Solving decentralized discovery

We won't have meaningful decentralization until we solve decentralized discovery. When I say "discovery," I'm talking about the challenge of efficiently surfacing relevant data to users when they're not quite sure what they're looking for.

As a volume of data grows, the opportunity lies in helping people find things. And there are an awful lot of software applications in which how you find the data is just as important as where you store it — which means that distributing the data doesn't always correlate with distributing the power. When you use a marketplace application like Uber, what is the functionality that Uber provides?
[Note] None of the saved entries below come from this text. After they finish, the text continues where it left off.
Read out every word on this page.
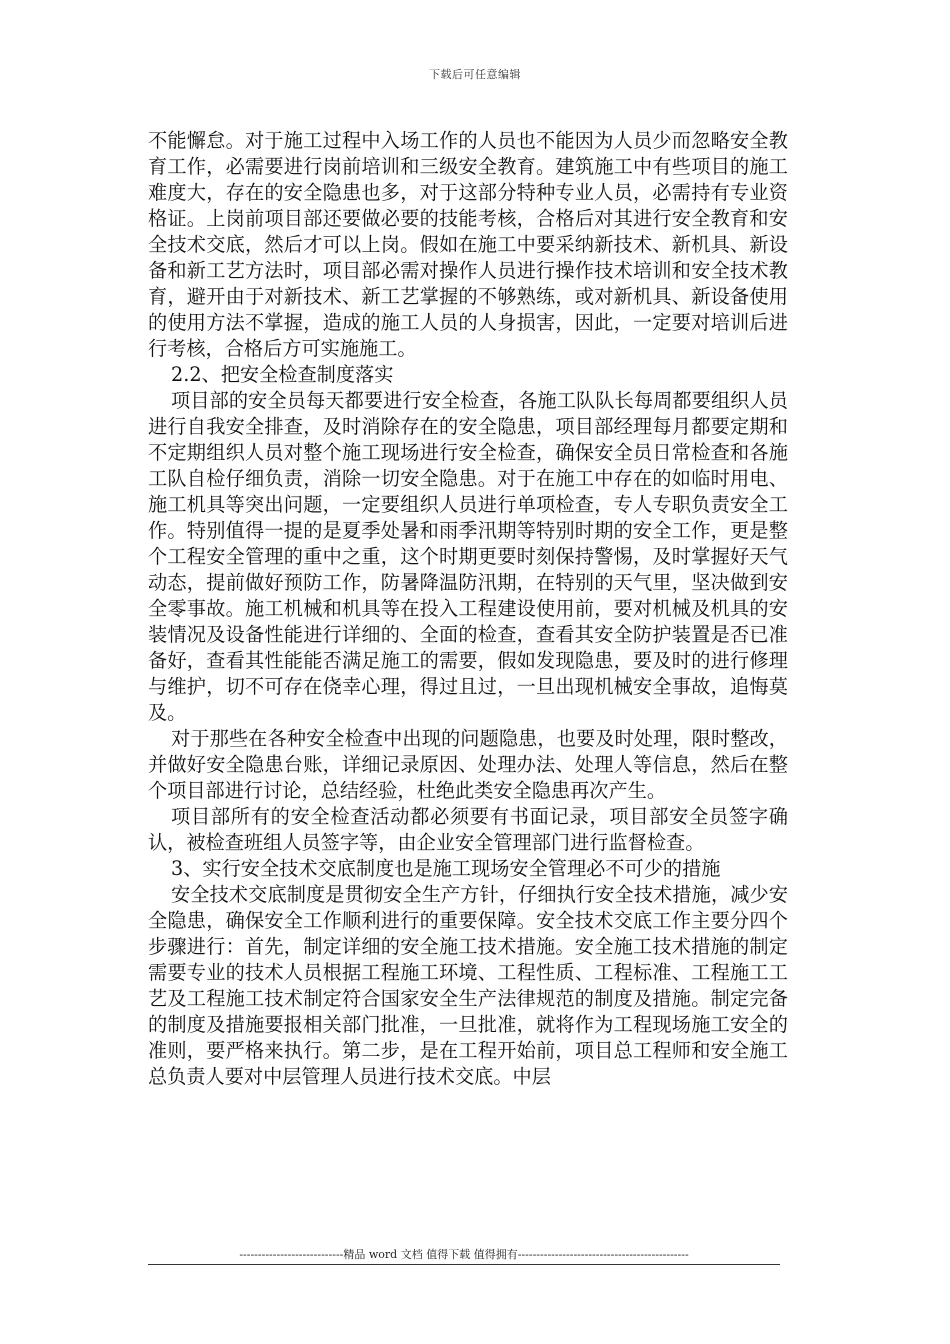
下载后可任意编辑

不能懈怠。对于施工过程中入场工作的人员也不能因为人员少而忽略安全教育工作，必需要进行岗前培训和三级安全教育。建筑施工中有些项目的施工难度大，存在的安全隐患也多，对于这部分特种专业人员，必需持有专业资格证。上岗前项目部还要做必要的技能考核，合格后对其进行安全教育和安全技术交底，然后才可以上岗。假如在施工中要采纳新技术、新机具、新设备和新工艺方法时，项目部必需对操作人员进行操作技术培训和安全技术教育，避开由于对新技术、新工艺掌握的不够熟练，或对新机具、新设备使用的使用方法不掌握，造成的施工人员的人身损害，因此，一定要对培训后进行考核，合格后方可实施施工。

2.2、把安全检查制度落实

项目部的安全员每天都要进行安全检查，各施工队队长每周都要组织人员进行自我安全排查，及时消除存在的安全隐患，项目部经理每月都要定期和不定期组织人员对整个施工现场进行安全检查，确保安全员日常检查和各施工队自检仔细负责，消除一切安全隐患。对于在施工中存在的如临时用电、施工机具等突出问题，一定要组织人员进行单项检查，专人专职负责安全工作。特别值得一提的是夏季处暑和雨季汛期等特别时期的安全工作，更是整个工程安全管理的重中之重，这个时期更要时刻保持警惕，及时掌握好天气动态，提前做好预防工作，防暑降温防汛期，在特别的天气里，坚决做到安全零事故。施工机械和机具等在投入工程建设使用前，要对机械及机具的安装情况及设备性能进行详细的、全面的检查，查看其安全防护装置是否已准备好，查看其性能能否满足施工的需要，假如发现隐患，要及时的进行修理与维护，切不可存在侥幸心理，得过且过，一旦出现机械安全事故，追悔莫及。

对于那些在各种安全检查中出现的问题隐患，也要及时处理，限时整改，并做好安全隐患台账，详细记录原因、处理办法、处理人等信息，然后在整个项目部进行讨论，总结经验，杜绝此类安全隐患再次产生。

项目部所有的安全检查活动都必须要有书面记录，项目部安全员签字确认，被检查班组人员签字等，由企业安全管理部门进行监督检查。

3、实行安全技术交底制度也是施工现场安全管理必不可少的措施

安全技术交底制度是贯彻安全生产方针，仔细执行安全技术措施，减少安全隐患，确保安全工作顺利进行的重要保障。安全技术交底工作主要分四个步骤进行：首先，制定详细的安全施工技术措施。安全施工技术措施的制定需要专业的技术人员根据工程施工环境、工程性质、工程标准、工程施工工艺及工程施工技术制定符合国家安全生产法律规范的制度及措施。制定完备的制度及措施要报相关部门批准，一旦批准，就将作为工程现场施工安全的准则，要严格来执行。第二步，是在工程开始前，项目总工程师和安全施工总负责人要对中层管理人员进行技术交底。中层

----------------------------精品 word 文档 值得下载 值得拥有----------------------------------------------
Is Uber merely storing the contact information of cab drivers? Of course not. The primary function of Uber isn't storage, it's discovery. As a passenger, you need an introduction to a cab driver who's close to your geographic location. So you must be able to search the database of cab drivers — quickly — over some notion of physical proximity. But those cabs are moving around your neighborhood at 40 miles per hour. Their physical proximity to you is constantly changing.

That's a hard search problem to solve at scale! The reason Uber holds power is because they have solved it. The reason Uber holds power is not because they have centralized the data. If all the cab drivers in the world stored their contact information to IPFS, the result would be useless when you need a ride to the airport. How would you find the drivers that are whizzing around your neighborhood? Uber is powerful because they've centralized discovery.

The path to a technologically decentralized driver cooperative is paved with advances in decentralized discovery protocols, not advances in blockchain transaction speed. And if your driver cooperative isn't 100% technologically decentralized, then it's just Uber with a "trust me bro" ethics statement.

The decentralization hype machine is largely ignorant to this idea. A staggering number of Twitter celebs who opine about DAOs and "dAPPs" (lol) have described the marketplace problem as one that can be solved by smart contracts alone — imagining that Uber's only role as middleman is making sure that both passenger and driver agree on the fare, and grossly ignoring the question of how the two parties get introduced in the first place.

Fixating solely on where the data lives is midwit-tier stuff. If you decentralize the data but you don't decentralize discovery, then for every application in which discovery provides a primary value, some startup will swoop in and re-centralize the whole stack over a service that provides the best discovery function.

And most of the apps you care about are based on discovery. Youtube recommends videos to find an audience for creators. Twitter can tell you who's interesting and worth following. Yelp, DoorDash, and Tinder all provide a common value: they introduce you to things you're likely to be interested in (restaurants, people to go on dates with) that you didn't know existed in the first place. These companies acquired tremendous power and now behave as assholes not because they own the data, but because they own discovery.

Since discovery overlaps with search, the underlying computer science trends in the opposite direction of blockchains. (If you want to make data searchable, you can't really pick a worse solution than a blockchain.) The path forward begins with the literature in distributed multidimensional indexing structures, like the skip graph. The research tapers off around 2009 — right when P2P hackers began to flee from classical consensus. I'm working on a solution. Are you?